Mission Israël-Cisjordanie

Deux pasteurs de l’AEP se sont récemment rendus en Israël pour rencontrer nos partenaires sur place. Ils nous partagent leur expérience et les constats spirituels et humains de cette mission.

Une mission au goût étrange

Après plus de deux années de guerre, une question s’est imposée à nous : comment les chrétiens de part et d’autre des frontières vivent-ils aujourd’hui, et comment leur foi résiste-t-elle à l’épreuve ?

Au fil de notre parcours, les rencontres ont été marquées par une forte charge émotionnelle. Du nord au sud, de l’est à l’ouest, personne n’a été épargné. Les témoignages recueillis parlent de souffrances profondes, mais aussi d’une présence fidèle de Dieu, apportant consolation, espérance et parfois même des interventions que beaucoup qualifient de miraculeuses.

Parmi nos frères et sœurs juifs messianiques, dont le nombre est estimé entre 30 000 et 60 000, les réalités sont contrastées. Certains peuvent exprimer librement leur foi, tandis que d’autres choisissent la discrétion par crainte de pressions ou de représailles de la part de milieux orthodoxes. La persécution des Juifs chrétiens reste peu médiatisée, bien qu’elle soit réelle, constante et parfois violente.

Dans ce contexte, l’Église poursuit néanmoins son œuvre. Des responsables sont formés, et des initiatives voient le jour, y compris en direction des populations druzes. L’AEP accompagne ces frères et sœurs engagés, animés par le désir de partager leur foi malgré les difficultés.
La guerre a plongé de nombreuses familles dans le deuil. Pourtant, leur volonté de continuer à témoigner de l’Évangile force le respect. Plusieurs relatent comment Dieu s’est révélé à eux à travers des songes et des rêves, pour avertir, consoler et affermir leur foi. Bien que l’effort de guerre pèse lourdement sur la vie quotidienne, les croyants persévèrent dans l’annonce de Jésus-Christ.

Du côté des chrétiens des territoires palestiniens et des Arabes israéliens, la situation est également préoccupante. En Israël, certains ont cessé de fréquenter les églises par peur de représailles, ce qui a conduit à un isolement spirituel. Un travail pastoral est en cours afin de leur permettre de renouer avec la vie communautaire.

En Cisjordanie, de nombreux croyants ont quitté le pays, craignant pour leur sécurité. Alors qu’il y a quelques années encore, les chrétiens représentaient environ 7 % de la population, ils ne sont aujourd’hui plus qu’environ 1 %. Déjà fragilisées économiquement avant le conflit, les églises font désormais face à une pauvreté accrue, rendant la situation des familles encore plus précaire.

Face à ces réalités, l’AEP s’efforce d’apporter une aide concrète aux familles et aux enfants, répondant aux besoins les plus urgents.

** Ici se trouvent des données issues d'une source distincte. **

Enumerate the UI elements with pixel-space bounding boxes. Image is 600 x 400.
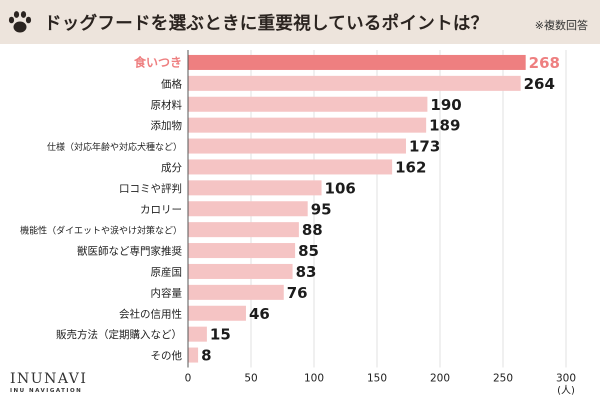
value-label: 189 — [429, 117, 460, 135]
value-label: 106 — [325, 179, 356, 197]
x-tick-label: 150 — [367, 373, 387, 385]
category-label: 価格 — [161, 77, 182, 90]
x-tick-label: 100 — [304, 373, 324, 385]
chart-title: ドッグフードを選ぶときに重要視しているポイントは？ — [44, 14, 489, 34]
category-label: カロリー — [140, 204, 182, 216]
category-label: 獣医師など専門家推奨 — [77, 245, 182, 258]
category-label: 仕様（対応年齢や対応犬種など） — [47, 141, 182, 153]
category-label: 成分 — [161, 162, 182, 174]
value-label: 268 — [529, 54, 560, 72]
bar — [188, 159, 393, 175]
value-label: 95 — [311, 200, 332, 218]
bar — [188, 180, 322, 196]
x-tick-label: 0 — [185, 373, 192, 385]
value-label: 88 — [302, 221, 323, 239]
x-tick-label: 300 — [556, 373, 576, 385]
category-label: 販売方法（定期購入など） — [56, 328, 182, 341]
brand-name: INUNAVI — [10, 371, 88, 387]
value-label: 264 — [524, 75, 555, 93]
bar — [188, 263, 293, 279]
value-label: 15 — [210, 326, 231, 344]
value-label: 8 — [201, 347, 211, 365]
category-label: 機能性（ダイエットや涙やけ対策など） — [20, 225, 182, 237]
bar — [188, 243, 296, 259]
category-label: 添加物 — [151, 119, 183, 132]
bar — [188, 138, 406, 154]
category-label: 口コミや評判 — [119, 182, 182, 195]
bar — [188, 96, 428, 112]
value-label: 46 — [249, 305, 270, 323]
x-tick-label: 50 — [244, 373, 257, 385]
brand-subtitle: INU NAVIGATION — [10, 388, 83, 394]
bar — [188, 284, 284, 300]
value-label: 162 — [395, 158, 426, 176]
category-label: 原産国 — [151, 265, 183, 278]
x-tick-label: 200 — [430, 373, 450, 385]
category-label: その他 — [151, 349, 183, 362]
bar — [188, 117, 427, 133]
bar — [188, 326, 207, 342]
category-label: 原材料 — [151, 98, 183, 111]
multiple-answer-note: ※複数回答 — [534, 19, 588, 32]
category-label: 会社の信用性 — [119, 307, 182, 320]
category-label: 内容量 — [151, 286, 183, 299]
bar-chart: 食いつき 268 価格 264 原材料 190 添加物 189 仕様（対応年齢や対応犬種など） 1… — [20, 50, 576, 397]
bar — [188, 347, 199, 363]
category-label: 食いつき — [133, 54, 182, 69]
bar — [188, 75, 521, 91]
brand-logo: INUNAVI INU NAVIGATION — [10, 371, 87, 395]
value-label: 76 — [287, 284, 308, 302]
bar — [188, 201, 308, 217]
value-label: 190 — [430, 96, 461, 114]
bar — [188, 222, 299, 238]
header-bar: ドッグフードを選ぶときに重要視しているポイントは？ ※複数回答 — [0, 0, 600, 44]
bar — [188, 305, 246, 321]
x-tick-label: 250 — [493, 373, 513, 385]
value-label: 83 — [296, 263, 317, 281]
value-label: 85 — [298, 242, 319, 260]
value-label: 173 — [409, 138, 440, 156]
unit-label: (人) — [557, 385, 575, 397]
paw-icon — [8, 11, 32, 33]
bar — [188, 54, 526, 70]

De part et d’autre des frontières, notre engagement demeure le même : servir l’Église de Jésus-Christ, convaincus que Dieu seul peut apporter une paix durable dans les cœurs. Sans distinction, nous choisissons d’agir auprès de ceux qui souffrent, en nous souvenant de l’exhortation de l’apôtre Paul :

“Pendant que nous en avons l’occasion, pratiquons le bien envers tous, et surtout envers les frères en la foi.” (Galates 6/10)

Quels sont les défis de demain pour les chrétiens de cette région du monde ?

Continuons de prier afin que les croyants, quelles que soient leur origine ou leur nation, trouvent la force de surmonter la peur, la détresse et l’angoisse, et qu’ils puissent faire entendre d’une seule voix celle du Bon Berger. Le chemin reste long, mais Dieu demeure celui qui guérit les cœurs brisés.